As ondas de calor extremo têm imposto novas condições de risco ao agronegócio global, segundo relatório divulgado nesta quarta-feira (22/04) pela Organização das Nações Unidas para a Alimentação e a Agricultura (FAO) e pela Organização Meteorológica Mundial (WWO). O estudo aponta que o aumento da frequência e da intensidade dessas ocorrências climáticas vem atuando como um fator que amplia fragilidades já existentes na produção de alimentos.
De acordo com as entidades, o impacto do calor vai além de eventos pontuais e passa a influenciar diretamente o funcionamento de toda a cadeia produtiva. “O calor extremo está, cada vez mais, definindo as condições nas quais o agronegócio opera.

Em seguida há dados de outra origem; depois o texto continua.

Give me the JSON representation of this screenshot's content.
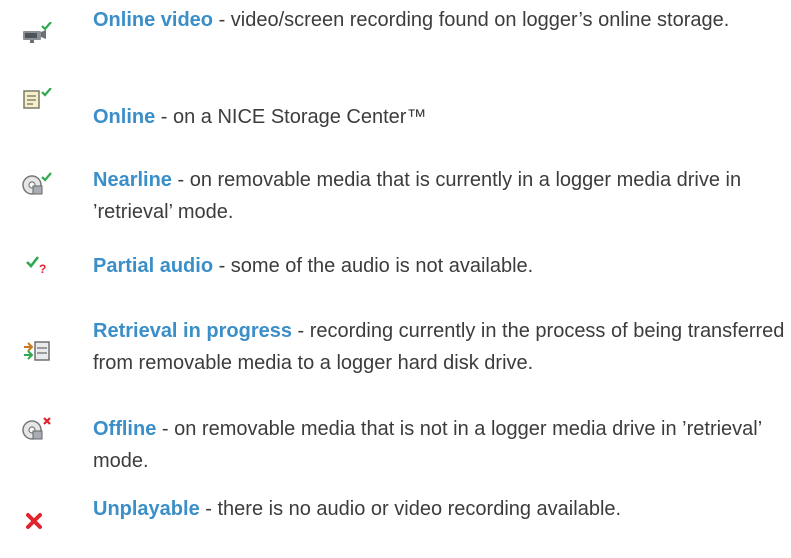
{
  "colors": {
    "term": "#3b8fc9",
    "text": "#3c3c3c",
    "check": "#2fa84f",
    "error": "#e0242c"
  },
  "items": [
    {
      "icon": "online-video-icon",
      "term": "Online video",
      "desc": " - video/screen recording found on logger’s online storage."
    },
    {
      "icon": "online-storage-icon",
      "term": "Online",
      "desc": " - on a NICE Storage Center™"
    },
    {
      "icon": "nearline-disc-icon",
      "term": "Nearline",
      "desc": " - on removable media that is currently in a logger media drive in ’retrieval’ mode."
    },
    {
      "icon": "partial-audio-icon",
      "term": "Partial audio",
      "desc": " - some of the audio is not available."
    },
    {
      "icon": "retrieval-in-progress-icon",
      "term": "Retrieval in progress",
      "desc": " - recording currently in the process of being transferred from removable media to a logger hard disk drive."
    },
    {
      "icon": "offline-disc-icon",
      "term": "Offline",
      "desc": " - on removable media that is not in a logger media drive in ’retrieval’ mode."
    },
    {
      "icon": "unplayable-icon",
      "term": "Unplayable",
      "desc": " - there is no audio or video recording available."
    }
  ]
}
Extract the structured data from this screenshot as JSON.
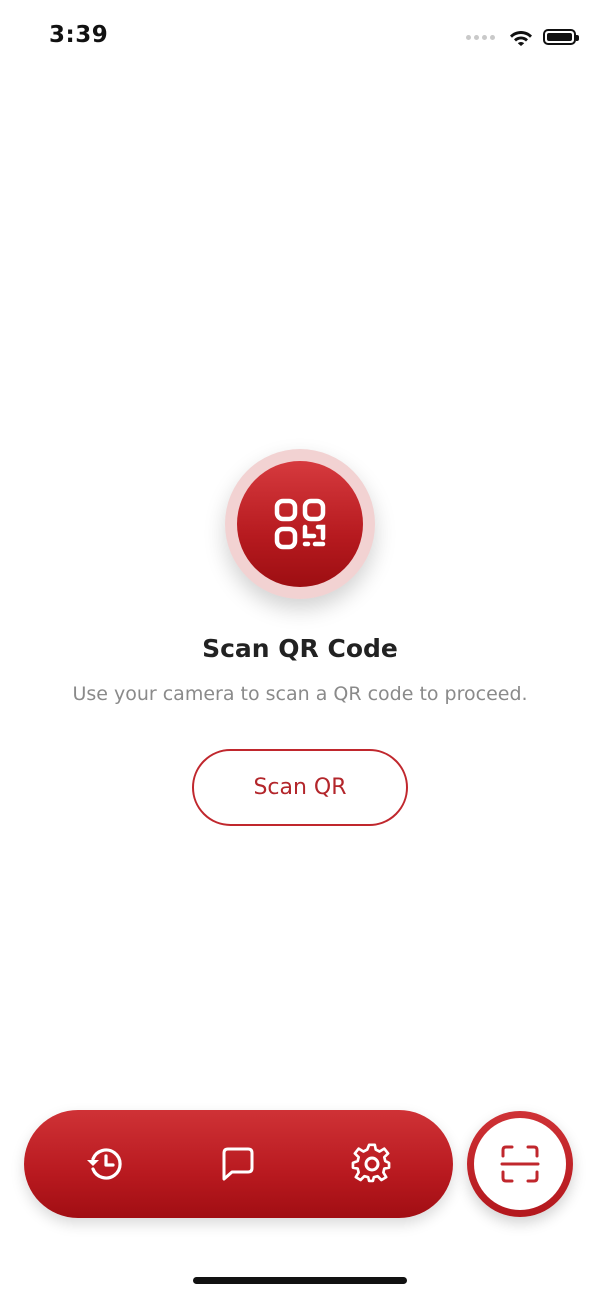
{
  "status_bar": {
    "time": "3:39"
  },
  "main": {
    "icon": "qr-code-icon",
    "title": "Scan QR Code",
    "subtitle": "Use your camera to scan a QR code to proceed.",
    "scan_button_label": "Scan QR"
  },
  "bottom_nav": {
    "items": [
      {
        "icon": "history-icon"
      },
      {
        "icon": "chat-icon"
      },
      {
        "icon": "settings-icon"
      }
    ],
    "fab_icon": "scan-frame-icon"
  },
  "colors": {
    "accent": "#c0272d",
    "accent_dark": "#9d0e12",
    "subtitle_text": "#8a8a8a"
  }
}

Mais do que um risco climático isolado, ele funciona como um fator que amplia as vulnerabilidades existentes”, explicou a secretária-geral da WMO, Celeste Saulo.
No campo, os efeitos são observados tanto na agricultura quanto na pecuária. Em relação às lavouras, o relatório indica que a produtividade tende a cair de forma significativa quando as temperaturas superam os 30°C. Nesses cenários, há enfraquecimento das células vegetais, prejuízo na distribuição de energia e comprometimento na formação de grãos e frutos. Além disso, o calor acelera o ciclo das plantas de maneira desordenada, resultando em colheitas menores e de qualidade inferior.

A pecuária também enfrenta consequências severas. O estresse térmico, situação em que os animais não conseguem dissipar o calor corporal, pode elevar a mortalidade de bovinos em até 24% durante episódios extremos. Já na produção de leite, os impactos são globais: o estudo estima perda de 1% no volume produzido, além da redução na qualidade nutricional do produto.
Outro ponto de alerta destacado no documento é o avanço do estresse hídrico. O fenômeno ocorre quando a demanda por água supera a disponibilidade no solo e nas reservas, sendo intensificado pelas altas temperaturas. Como consequência, surgem as chamadas “secas repentinas”, provocadas pela rápida evaporação da umidade superficial, o que compromete o desenvolvimento das raízes em poucos dias.
O relatório cita como exemplo a safra 2023/24 no Brasil, quando temperaturas até 7°C acima da média histórica resultaram em perdas de produtividade de até 20% em diferentes regiões produtoras. Além dos prejuízos produtivos, o estudo também chama atenção para os riscos à saúde dos trabalhadores rurais. Em regiões como o sul da Ásia, a África Subsaariana e partes da América do Sul e Central, o número de dias considerados perigosos para atividades ao ar livre pode chegar a 250 por ano.
Essa limitação reduz a capacidade operacional das atividades agrícolas, especialmente em tarefas que exigem esforço físico e exposição prolongada ao sol. Diante desse cenário, a ONU defende a adoção urgente de medidas de adaptação, como melhorias na infraestrutura rural e a implementação de sistemas de alerta precoce, com o objetivo de reduzir perdas econômicas e proteger os trabalhadores de um setor essencial para a segurança alimentar global.